The first leg of the 600 nautical mile round New Caledonia Groupama Yacht Race was a small loop from the starting line, past Sail Rock and the Baie Des Citrons, around a buoy and then off down the coast. As far as I can tell this was done to provide a spinnaker flying spectacle to the thousand or so spectators (and news cameras) gathered along the shoreline. It gave me the opportunity for one more sphere image in the relatively protected bay behind Sail Rock and Ile aux Canards.
Obviously this would only work if all the cameras fired at exactly the same moment. The cameras were also moving back and forth with the waves and the yachts and my dinghy were also moving - often in opposite directions.
That was the whole idea of trying to make a camera rig that could take action sphere images - one click to capture everything. The GoPros were light, had watertight housings (in case they got dunked in the ocean), had fish-eye lenses, and WiFi backpacs plus the remote WiFi trigger activated all 7 cameras at the same time. Or so I thought.

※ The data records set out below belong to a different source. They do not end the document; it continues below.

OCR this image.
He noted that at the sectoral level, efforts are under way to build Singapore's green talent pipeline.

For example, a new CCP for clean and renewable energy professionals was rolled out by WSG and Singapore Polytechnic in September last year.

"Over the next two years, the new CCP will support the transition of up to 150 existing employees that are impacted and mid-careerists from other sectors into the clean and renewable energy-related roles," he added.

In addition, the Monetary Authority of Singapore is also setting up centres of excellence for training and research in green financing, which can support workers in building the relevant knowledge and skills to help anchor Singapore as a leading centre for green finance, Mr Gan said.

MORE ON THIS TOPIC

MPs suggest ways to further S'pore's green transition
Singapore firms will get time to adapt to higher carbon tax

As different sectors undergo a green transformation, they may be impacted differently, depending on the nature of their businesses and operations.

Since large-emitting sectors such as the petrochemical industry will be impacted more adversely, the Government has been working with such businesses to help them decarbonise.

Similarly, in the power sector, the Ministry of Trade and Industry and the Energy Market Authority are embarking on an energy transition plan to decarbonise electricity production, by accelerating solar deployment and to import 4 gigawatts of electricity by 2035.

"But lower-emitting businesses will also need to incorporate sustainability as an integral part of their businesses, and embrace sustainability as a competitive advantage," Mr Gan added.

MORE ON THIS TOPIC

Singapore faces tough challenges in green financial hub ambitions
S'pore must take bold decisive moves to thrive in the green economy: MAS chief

The first problem was that there were 152 images from two cameras, 148 from two others, and 150, 149 and 151 from the other cameras. Not good, because it meant that not all the cameras fired with every WiFi trigger so matching the images for any single sphere became a bit of a problem. But even worse - much worse - was the problem that the GoPro cameras did not fire in perfect synch. So even when I could figure out which images were taken as one set, they didn't match up because they did not fire at exactly the same time. In any one sphere set the horizon might be level in one camera but tilted at 25 to 30 degrees in the next camera. A yacht would be in the middle of one camera but the bow and stern would not be in the right place in the adjacent cameras - sometimes not even there at all. The reason, I believe, is that each camera has to calculate and set the aperture for any one shot and if one camera is pointed towards the sun it will not fire at the same time as a camera pointed away from the sun. Whatever the reason, I could only get three sphere images out the 150 sets that I took.
All is not lost (yet) however. Because the GoPro Hero2 can take a burst of 10 images in one second. So next time I will use the burst mode and hope that all the cameras will fire within one second of each other. Then (in theory) there should be one set from each burst that will be within 0.1 seconds of the other cameras. Hopefully that will be close enough. I just have to figure out how to detect which of the 10 images from any one camera matches the images from the other cameras. Meanwhile the 7 GoPro rig does work for pole photography where the cameras are not moving and the object isn't moving - or not very close to the cameras if the object is moving.
But so far I'm sorry to report that the GoPro Hero 7 camera rig isn't a winning solution for action sphere photography.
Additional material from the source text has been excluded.